13. Bu karara karşı davalı idarece karar düzeltme yoluna başvurulması üzerine Danıştay Yedinci Dairesi 26/3/2013 tarih ve E.2011/2195, K.2013/1471 sayılı kararı ile bu kez davalı idarenin karar düzeltme talebini kabul ederek kendi bozma kararını kaldırmış ve İstanbul 5. Vergi Mahkemesi kararının onanmasına karar vermiş, karar başvurucuya 27/5/2013 tarihinde tebliğ edilmiştir.
14. Başvurucu, 26/6/2013 tarihinde Anayasa Mahkemesine bireysel başvuruda bulunmuştur.
15. Diğer taraftan başvurucu, banka ve sigorta muameleleri vergisinden muaf olduğundan bahisle vergi tahakkukunun terkini talebiyle idare nezdinde düzeltme ve şikayet başvurusunda bulunmuş, bu başvuruların reddi üzerine açtığı dava, İstanbul 3. Vergi Mahkemesinin 28/12/2007 tarih ve E.2007/196, K.2007/3278 sayılı kararı ile reddedilmiş, bu kararı temyizen inceleyen Danıştay Yedinci Dairesi de 26/3/2013 tarih ve E.2008/1260, K.2013/1473 sayılı kararı ile Mahkeme kararının onanmasına karar vermiştir.
16. Bu karara karşı yapılan karar düzeltme başvurusu, Anayasa Mahkemesine yapılan bireysel başvurudan sonra anılan Dairenin 26/12/2013 tarih ve E.2013/5147, K.2013/7882 sayılı kararı ile reddedilmiştir.
B. İlgili Hukuk
17. 4/1/1961 tarih ve 213 sayılı Vergi Usul Kanunu'nun 25. maddesi şöyledir:
"Vergi kanunlarına göre beyan üzerinden alınan vergiler "Tahakkuk fişi" ile tarh ve tahakkuk ettirilir.
Bu esasa göre, vergi dairesince beyannamenin alınması üzerine bir tahakuk fişi tanzim olunur ve bunun bir nüshası mükellefe veyahut beyannameyi mükellef namına vergi dairesine tevdi edene verilir.
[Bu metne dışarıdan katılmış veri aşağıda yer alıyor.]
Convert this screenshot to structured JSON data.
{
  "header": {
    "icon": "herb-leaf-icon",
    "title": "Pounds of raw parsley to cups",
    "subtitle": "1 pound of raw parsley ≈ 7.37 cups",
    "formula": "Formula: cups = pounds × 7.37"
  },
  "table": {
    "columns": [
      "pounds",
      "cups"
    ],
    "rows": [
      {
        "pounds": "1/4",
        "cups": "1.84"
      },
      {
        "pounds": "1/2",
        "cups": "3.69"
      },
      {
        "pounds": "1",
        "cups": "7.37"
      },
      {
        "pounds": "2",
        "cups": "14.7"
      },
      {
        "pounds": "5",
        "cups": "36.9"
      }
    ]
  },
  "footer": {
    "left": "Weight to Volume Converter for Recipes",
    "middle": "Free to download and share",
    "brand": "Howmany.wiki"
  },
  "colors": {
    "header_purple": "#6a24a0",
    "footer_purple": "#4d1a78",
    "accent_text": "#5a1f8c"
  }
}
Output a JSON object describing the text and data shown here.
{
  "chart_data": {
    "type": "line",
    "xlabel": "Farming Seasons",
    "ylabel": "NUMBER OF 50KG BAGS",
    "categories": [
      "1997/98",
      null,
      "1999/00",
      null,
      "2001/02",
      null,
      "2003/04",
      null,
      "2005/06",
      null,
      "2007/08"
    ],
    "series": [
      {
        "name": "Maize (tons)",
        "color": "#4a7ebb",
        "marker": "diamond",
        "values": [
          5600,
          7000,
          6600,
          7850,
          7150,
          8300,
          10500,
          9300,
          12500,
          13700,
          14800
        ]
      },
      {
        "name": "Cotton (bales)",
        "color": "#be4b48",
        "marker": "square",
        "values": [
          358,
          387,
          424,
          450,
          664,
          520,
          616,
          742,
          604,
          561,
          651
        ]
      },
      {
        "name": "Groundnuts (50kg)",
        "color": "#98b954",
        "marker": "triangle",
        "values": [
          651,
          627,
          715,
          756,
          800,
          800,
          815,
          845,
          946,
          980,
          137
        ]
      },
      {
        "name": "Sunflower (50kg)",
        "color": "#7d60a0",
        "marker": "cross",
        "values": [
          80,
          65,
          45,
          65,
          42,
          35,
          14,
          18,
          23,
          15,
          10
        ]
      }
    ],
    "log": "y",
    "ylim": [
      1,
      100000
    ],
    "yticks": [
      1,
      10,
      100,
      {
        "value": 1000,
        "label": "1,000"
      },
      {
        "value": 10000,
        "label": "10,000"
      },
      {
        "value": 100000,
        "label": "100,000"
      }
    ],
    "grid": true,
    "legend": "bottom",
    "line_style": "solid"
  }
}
Bu suretle vergi tahakkuk etmiş olur. Tahakkuk fişinin mükellefe verilen nüshası aynı zamanda beyannamenin makbuzu yerine geçer.
Lüzum görülen hallerde beyana dayanan vergi tahakkuk fişi yerine ihbarname ile tebliğ olunabilir. Kanunen belli hallerde tebliğ tekalif cetvelinin ilaniyle yapılır."
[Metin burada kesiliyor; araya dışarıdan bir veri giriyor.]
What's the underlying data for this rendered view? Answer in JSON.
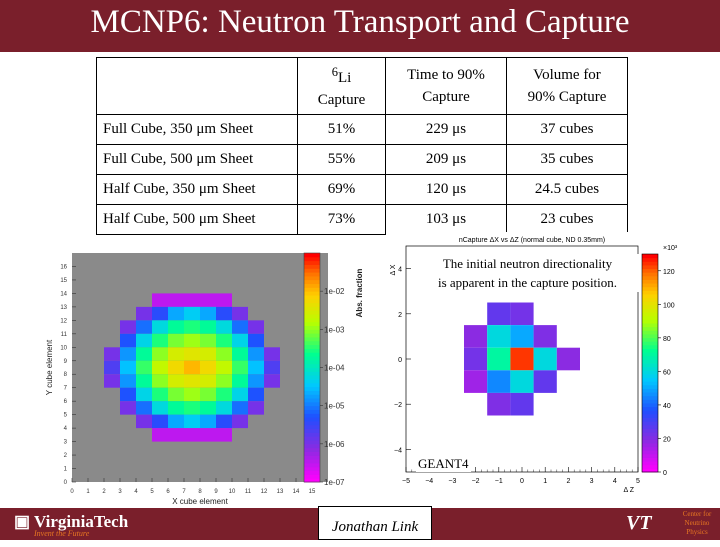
{
  "title": "MCNP6: Neutron Transport and Capture",
  "table": {
    "headers": [
      {
        "sup": "6",
        "main": "Li",
        "line2": "Capture"
      },
      {
        "line1": "Time to 90%",
        "line2": "Capture"
      },
      {
        "line1": "Volume for",
        "line2": "90% Capture"
      }
    ],
    "rows": [
      {
        "label": "Full Cube, 350 μm Sheet",
        "li": "51%",
        "time": "229 μs",
        "volume": "37 cubes"
      },
      {
        "label": "Full Cube, 500 μm Sheet",
        "li": "55%",
        "time": "209 μs",
        "volume": "35 cubes"
      },
      {
        "label": "Half Cube, 350 μm Sheet",
        "li": "69%",
        "time": "120 μs",
        "volume": "24.5 cubes"
      },
      {
        "label": "Half Cube, 500 μm Sheet",
        "li": "73%",
        "time": "103 μs",
        "volume": "23 cubes"
      }
    ]
  },
  "left_plot": {
    "xlabel": "X cube element",
    "ylabel": "Y cube element",
    "colorbar_label": "Abs. fraction",
    "x_ticks": [
      "0",
      "1",
      "2",
      "3",
      "4",
      "5",
      "6",
      "7",
      "8",
      "9",
      "10",
      "11",
      "12",
      "13",
      "14",
      "15"
    ],
    "y_ticks": [
      "0",
      "1",
      "2",
      "3",
      "4",
      "5",
      "6",
      "7",
      "8",
      "9",
      "10",
      "11",
      "12",
      "13",
      "14",
      "15",
      "16"
    ],
    "colorbar_ticks": [
      "1e-02",
      "1e-03",
      "1e-04",
      "1e-05",
      "1e-06",
      "1e-07"
    ],
    "colors": {
      "background": "#8a8a8a"
    }
  },
  "right_plot": {
    "title": "nCapture ΔX vs ΔZ (normal cube, ND 0.35mm)",
    "xlabel": "Δ Z",
    "ylabel": "Δ X",
    "x_ticks": [
      "−5",
      "−4",
      "−3",
      "−2",
      "−1",
      "0",
      "1",
      "2",
      "3",
      "4",
      "5"
    ],
    "y_ticks": [
      "4",
      "2",
      "0",
      "−2",
      "−4"
    ],
    "colorbar_ticks": [
      "120",
      "100",
      "80",
      "60",
      "40",
      "20",
      "0"
    ],
    "colorbar_exp": "×10³"
  },
  "callout": {
    "line1": "The initial neutron directionality",
    "line2": "is apparent in the capture position."
  },
  "geant_label": "GEANT4",
  "footer": {
    "institution": "VirginiaTech",
    "tagline": "Invent the Future",
    "author": "Jonathan Link",
    "vt_mark": "VT",
    "center_line1": "Center for",
    "center_line2": "Neutrino",
    "center_line3": "Physics",
    "bar_color": "#7a1f2b"
  },
  "chart_data": [
    {
      "type": "heatmap",
      "title": "",
      "xlabel": "X cube element",
      "ylabel": "Y cube element",
      "xlim": [
        0,
        16
      ],
      "ylim": [
        0,
        17
      ],
      "colorscale": "log",
      "colorbar_range": [
        1e-07,
        0.1
      ],
      "cells": [
        {
          "x": 5,
          "y": 13,
          "v": 3e-07
        },
        {
          "x": 6,
          "y": 13,
          "v": 3e-07
        },
        {
          "x": 7,
          "y": 13,
          "v": 3e-07
        },
        {
          "x": 8,
          "y": 13,
          "v": 3e-07
        },
        {
          "x": 9,
          "y": 13,
          "v": 3e-07
        },
        {
          "x": 4,
          "y": 12,
          "v": 1e-06
        },
        {
          "x": 5,
          "y": 12,
          "v": 4e-06
        },
        {
          "x": 6,
          "y": 12,
          "v": 2e-05
        },
        {
          "x": 7,
          "y": 12,
          "v": 4e-05
        },
        {
          "x": 8,
          "y": 12,
          "v": 2e-05
        },
        {
          "x": 9,
          "y": 12,
          "v": 4e-06
        },
        {
          "x": 10,
          "y": 12,
          "v": 1e-06
        },
        {
          "x": 3,
          "y": 11,
          "v": 1e-06
        },
        {
          "x": 4,
          "y": 11,
          "v": 8e-06
        },
        {
          "x": 5,
          "y": 11,
          "v": 6e-05
        },
        {
          "x": 6,
          "y": 11,
          "v": 0.0002
        },
        {
          "x": 7,
          "y": 11,
          "v": 0.0003
        },
        {
          "x": 8,
          "y": 11,
          "v": 0.0002
        },
        {
          "x": 9,
          "y": 11,
          "v": 6e-05
        },
        {
          "x": 10,
          "y": 11,
          "v": 8e-06
        },
        {
          "x": 11,
          "y": 11,
          "v": 1e-06
        },
        {
          "x": 3,
          "y": 10,
          "v": 5e-06
        },
        {
          "x": 4,
          "y": 10,
          "v": 5e-05
        },
        {
          "x": 5,
          "y": 10,
          "v": 0.0003
        },
        {
          "x": 6,
          "y": 10,
          "v": 0.0008
        },
        {
          "x": 7,
          "y": 10,
          "v": 0.0012
        },
        {
          "x": 8,
          "y": 10,
          "v": 0.0008
        },
        {
          "x": 9,
          "y": 10,
          "v": 0.0003
        },
        {
          "x": 10,
          "y": 10,
          "v": 5e-05
        },
        {
          "x": 11,
          "y": 10,
          "v": 5e-06
        },
        {
          "x": 2,
          "y": 9,
          "v": 1e-06
        },
        {
          "x": 3,
          "y": 9,
          "v": 1.5e-05
        },
        {
          "x": 4,
          "y": 9,
          "v": 0.0002
        },
        {
          "x": 5,
          "y": 9,
          "v": 0.001
        },
        {
          "x": 6,
          "y": 9,
          "v": 0.003
        },
        {
          "x": 7,
          "y": 9,
          "v": 0.004
        },
        {
          "x": 8,
          "y": 9,
          "v": 0.003
        },
        {
          "x": 9,
          "y": 9,
          "v": 0.001
        },
        {
          "x": 10,
          "y": 9,
          "v": 0.0002
        },
        {
          "x": 11,
          "y": 9,
          "v": 1.5e-05
        },
        {
          "x": 12,
          "y": 9,
          "v": 1e-06
        },
        {
          "x": 2,
          "y": 8,
          "v": 2e-06
        },
        {
          "x": 3,
          "y": 8,
          "v": 3e-05
        },
        {
          "x": 4,
          "y": 8,
          "v": 0.0004
        },
        {
          "x": 5,
          "y": 8,
          "v": 0.002
        },
        {
          "x": 6,
          "y": 8,
          "v": 0.006
        },
        {
          "x": 7,
          "y": 8,
          "v": 0.012
        },
        {
          "x": 8,
          "y": 8,
          "v": 0.006
        },
        {
          "x": 9,
          "y": 8,
          "v": 0.002
        },
        {
          "x": 10,
          "y": 8,
          "v": 0.0004
        },
        {
          "x": 11,
          "y": 8,
          "v": 3e-05
        },
        {
          "x": 12,
          "y": 8,
          "v": 2e-06
        },
        {
          "x": 2,
          "y": 7,
          "v": 1e-06
        },
        {
          "x": 3,
          "y": 7,
          "v": 1.5e-05
        },
        {
          "x": 4,
          "y": 7,
          "v": 0.0002
        },
        {
          "x": 5,
          "y": 7,
          "v": 0.001
        },
        {
          "x": 6,
          "y": 7,
          "v": 0.003
        },
        {
          "x": 7,
          "y": 7,
          "v": 0.004
        },
        {
          "x": 8,
          "y": 7,
          "v": 0.003
        },
        {
          "x": 9,
          "y": 7,
          "v": 0.001
        },
        {
          "x": 10,
          "y": 7,
          "v": 0.0002
        },
        {
          "x": 11,
          "y": 7,
          "v": 1.5e-05
        },
        {
          "x": 12,
          "y": 7,
          "v": 1e-06
        },
        {
          "x": 3,
          "y": 6,
          "v": 5e-06
        },
        {
          "x": 4,
          "y": 6,
          "v": 5e-05
        },
        {
          "x": 5,
          "y": 6,
          "v": 0.0003
        },
        {
          "x": 6,
          "y": 6,
          "v": 0.0008
        },
        {
          "x": 7,
          "y": 6,
          "v": 0.0012
        },
        {
          "x": 8,
          "y": 6,
          "v": 0.0008
        },
        {
          "x": 9,
          "y": 6,
          "v": 0.0003
        },
        {
          "x": 10,
          "y": 6,
          "v": 5e-05
        },
        {
          "x": 11,
          "y": 6,
          "v": 5e-06
        },
        {
          "x": 3,
          "y": 5,
          "v": 1e-06
        },
        {
          "x": 4,
          "y": 5,
          "v": 8e-06
        },
        {
          "x": 5,
          "y": 5,
          "v": 6e-05
        },
        {
          "x": 6,
          "y": 5,
          "v": 0.0002
        },
        {
          "x": 7,
          "y": 5,
          "v": 0.0003
        },
        {
          "x": 8,
          "y": 5,
          "v": 0.0002
        },
        {
          "x": 9,
          "y": 5,
          "v": 6e-05
        },
        {
          "x": 10,
          "y": 5,
          "v": 8e-06
        },
        {
          "x": 11,
          "y": 5,
          "v": 1e-06
        },
        {
          "x": 4,
          "y": 4,
          "v": 1e-06
        },
        {
          "x": 5,
          "y": 4,
          "v": 4e-06
        },
        {
          "x": 6,
          "y": 4,
          "v": 2e-05
        },
        {
          "x": 7,
          "y": 4,
          "v": 4e-05
        },
        {
          "x": 8,
          "y": 4,
          "v": 2e-05
        },
        {
          "x": 9,
          "y": 4,
          "v": 4e-06
        },
        {
          "x": 10,
          "y": 4,
          "v": 1e-06
        },
        {
          "x": 5,
          "y": 3,
          "v": 3e-07
        },
        {
          "x": 6,
          "y": 3,
          "v": 3e-07
        },
        {
          "x": 7,
          "y": 3,
          "v": 3e-07
        },
        {
          "x": 8,
          "y": 3,
          "v": 3e-07
        },
        {
          "x": 9,
          "y": 3,
          "v": 3e-07
        }
      ]
    },
    {
      "type": "heatmap",
      "title": "nCapture ΔX vs ΔZ (normal cube, ND 0.35mm)",
      "xlabel": "Δ Z",
      "ylabel": "Δ X",
      "xlim": [
        -5,
        5
      ],
      "ylim": [
        -5,
        5
      ],
      "colorbar_range": [
        0,
        130
      ],
      "colorbar_units": "×10³",
      "cells": [
        {
          "z": -1,
          "x": 2,
          "v": 25
        },
        {
          "z": 0,
          "x": 2,
          "v": 22
        },
        {
          "z": -2,
          "x": 1,
          "v": 18
        },
        {
          "z": -1,
          "x": 1,
          "v": 60
        },
        {
          "z": 0,
          "x": 1,
          "v": 50
        },
        {
          "z": 1,
          "x": 1,
          "v": 20
        },
        {
          "z": -2,
          "x": 0,
          "v": 22
        },
        {
          "z": -1,
          "x": 0,
          "v": 70
        },
        {
          "z": 0,
          "x": 0,
          "v": 125
        },
        {
          "z": 1,
          "x": 0,
          "v": 60
        },
        {
          "z": 2,
          "x": 0,
          "v": 18
        },
        {
          "z": -2,
          "x": -1,
          "v": 15
        },
        {
          "z": -1,
          "x": -1,
          "v": 45
        },
        {
          "z": 0,
          "x": -1,
          "v": 60
        },
        {
          "z": 1,
          "x": -1,
          "v": 25
        },
        {
          "z": -1,
          "x": -2,
          "v": 20
        },
        {
          "z": 0,
          "x": -2,
          "v": 25
        }
      ]
    }
  ]
}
18. 213 sayılı Kanun'un 28. maddesinin birinci ve ikinci fıkraları şöyledir:
"Beyannamenin posta ile gönderilmesi halinde de tahakkuk fişi kesilir. Bu takdirde, tahakkuk fişinin mükellefe verilecek nüshası, kapalı bir zarf içinde, mükellefin beyannamede gösterdiği adrese gönderilir ve fişin dairede kalan nüsnasına posta zimmet defterinin tarih ve numarası işaret olunur.
Beyannamenin elektronik ortamda gönderilmesi halinde tahakkuk fişi elektronik ortamda düzenlenir ve mükellef veya elektronik ortamda beyanname gönderme yetkisi verilmiş gerçek veya tüzel kişiye elektronik ortamda iletilir. Bu ileti, tahakkuk fişinin mükellefe tebliği yerine geçer."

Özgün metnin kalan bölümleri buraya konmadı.